How relational and non-relational databases differ in data modeling and guarantees, how B-tree and hash indexes accelerate lookups, and how query optimizers turn SQL into efficient execution plans.

2021-02-14
Share
System Designdatabasesindexing

Terminology

  • Relational database (SQL): a database that organizes data into tables with rows and columns, enforces a fixed schema, and supports SQL for querying with ACID transaction guarantees
  • Non-relational database (NoSQL): a broad category of databases that do not use the tabular relational model; includes document stores, key-value stores, column-family stores, and graph databases
  • ACID: a set of properties (Atomicity, Consistency, Isolation, Durability) that guarantee reliable transaction processing in relational databases
  • BASE: a set of properties (Basically Available, Soft state, Eventually consistent) that describe the trade-offs many NoSQL systems make in favor of availability and partition tolerance
  • Schema: the structure definition of a database, specifying tables, columns, data types, and constraints in SQL databases, or the expected document shape in NoSQL databases
  • Index: a separate data structure maintained by the database that maps column values to row locations, enabling fast lookups without scanning every row
  • B-tree index: a balanced tree structure where each node holds multiple keys in sorted order, optimized for range queries and equality lookups on disk-based storage
  • Hash index: an index that uses a hash function to map keys directly to storage locations, providing $O(1)$ average-case equality lookups but no support for range queries
  • Primary key: a column (or set of columns) that uniquely identifies each row in a table; the database automatically creates an index on the primary key
  • Composite index: an index built on multiple columns, useful for queries that filter or sort on several fields simultaneously
  • Query optimizer: the database component that analyzes a SQL query and chooses the most efficient execution plan based on available indexes, table statistics, and cost estimates
  • Execution plan: the step-by-step strategy the database uses to execute a query, including which indexes to use, join order, and access methods
  • Full table scan (sequential scan): reading every row in a table to find matching results; efficient for small tables but slow for large ones
  • Selectivity: the fraction of rows that match a query predicate; high selectivity (few matching rows) makes index usage beneficial, low selectivity (many matching rows) may favor a full scan
  • Denormalization: intentionally duplicating data across tables or documents to reduce the number of joins needed at query time, trading write complexity for read performance
  • Sharding: splitting a database across multiple servers by partitioning rows based on a shard key, enabling horizontal scaling

What & Why

Almost every application needs to persist data.

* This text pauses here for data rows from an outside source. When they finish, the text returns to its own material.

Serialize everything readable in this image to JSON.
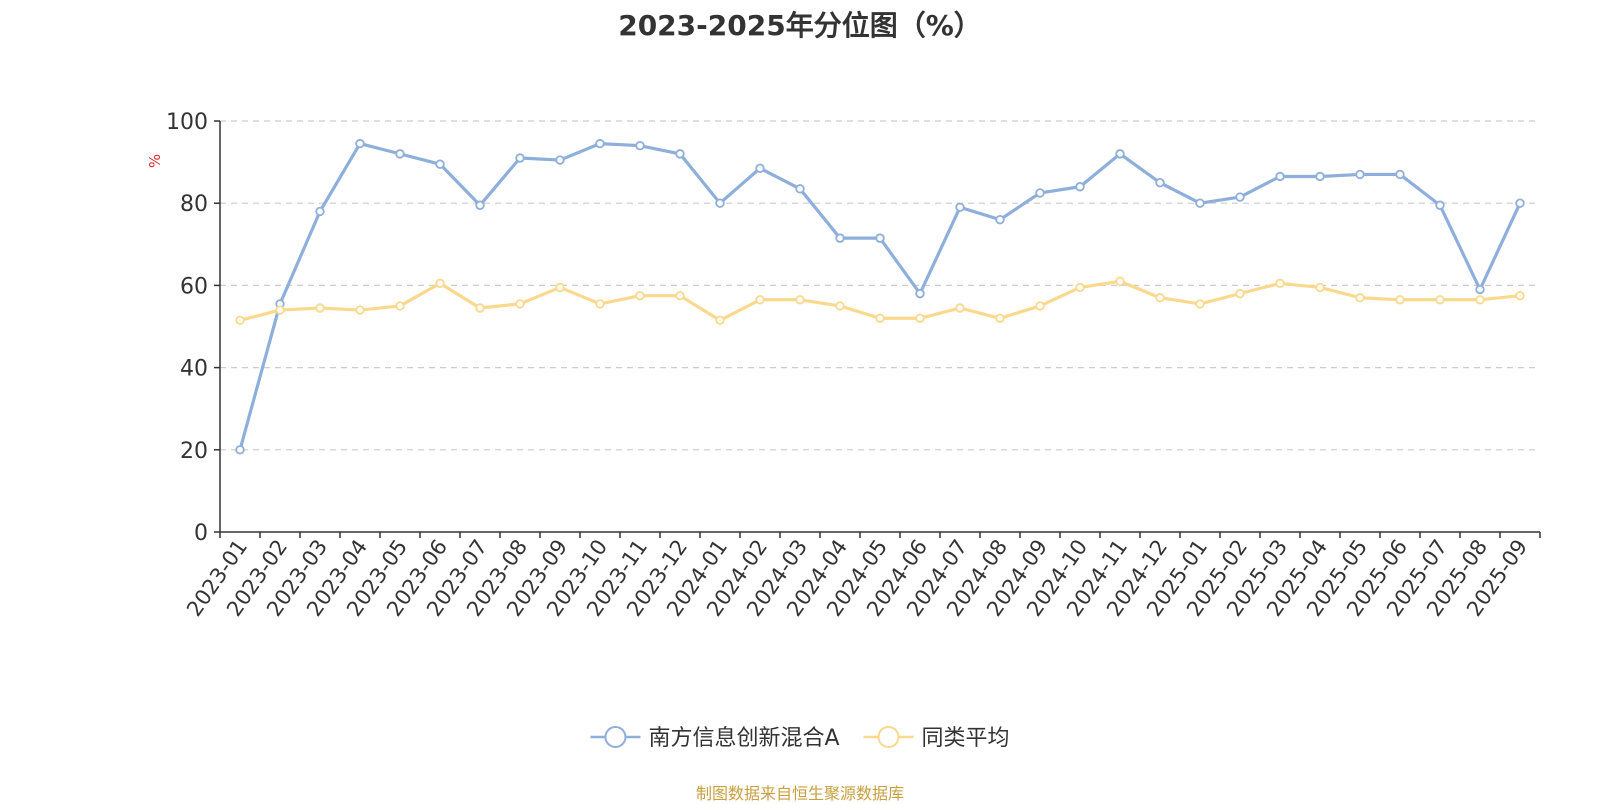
{
  "chart_data": {
    "type": "line",
    "title": "2023-2025年分位图（%）",
    "ylabel": "%",
    "ylim": [
      0,
      100
    ],
    "yticks": [
      0,
      20,
      40,
      60,
      80,
      100
    ],
    "grid": true,
    "legend_position": "bottom-center",
    "categories": [
      "2023-01",
      "2023-02",
      "2023-03",
      "2023-04",
      "2023-05",
      "2023-06",
      "2023-07",
      "2023-08",
      "2023-09",
      "2023-10",
      "2023-11",
      "2023-12",
      "2024-01",
      "2024-02",
      "2024-03",
      "2024-04",
      "2024-05",
      "2024-06",
      "2024-07",
      "2024-08",
      "2024-09",
      "2024-10",
      "2024-11",
      "2024-12",
      "2025-01",
      "2025-02",
      "2025-03",
      "2025-04",
      "2025-05",
      "2025-06",
      "2025-07",
      "2025-08",
      "2025-09"
    ],
    "series": [
      {
        "name": "南方信息创新混合A",
        "color": "#8eaedb",
        "values": [
          20,
          55.5,
          78,
          94.5,
          92,
          89.5,
          79.5,
          91,
          90.5,
          94.5,
          94,
          92,
          80,
          88.5,
          83.5,
          71.5,
          71.5,
          58,
          79,
          76,
          82.5,
          84,
          92,
          85,
          80,
          81.5,
          86.5,
          86.5,
          87,
          87,
          79.5,
          59,
          80
        ]
      },
      {
        "name": "同类平均",
        "color": "#fad88e",
        "values": [
          51.5,
          54,
          54.5,
          54,
          55,
          60.5,
          54.5,
          55.5,
          59.5,
          55.5,
          57.5,
          57.5,
          51.5,
          56.5,
          56.5,
          55,
          52,
          52,
          54.5,
          52,
          55,
          59.5,
          61,
          57,
          55.5,
          58,
          60.5,
          59.5,
          57,
          56.5,
          56.5,
          56.5,
          57.5
        ]
      }
    ]
  },
  "source_note": "制图数据来自恒生聚源数据库"
}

The first decision is which type of database to use. Relational databases (PostgreSQL, MySQL) store data in tables with a fixed schema, enforce relationships through foreign keys, and guarantee ACID transactions. They excel when data has clear structure, relationships matter, and correctness is critical: financial systems, inventory management, user accounts.

NoSQL databases trade some of these guarantees for flexibility and scale. Document stores (MongoDB) let each record have a different shape, making them natural for content management and catalogs. Key-value stores (Redis, DynamoDB) provide the fastest possible lookups by primary key. Column-family stores (Cassandra) handle massive write throughput across distributed nodes. Graph databases (Neo4j) model relationships as first-class citizens for social networks and recommendation engines.

The choice is not binary. Many production systems use both: a relational database for transactional data and a NoSQL store for caching, search, or analytics. The key is understanding the trade-offs: schema rigidity vs. flexibility, strong consistency vs. eventual consistency, vertical scaling vs. horizontal scaling.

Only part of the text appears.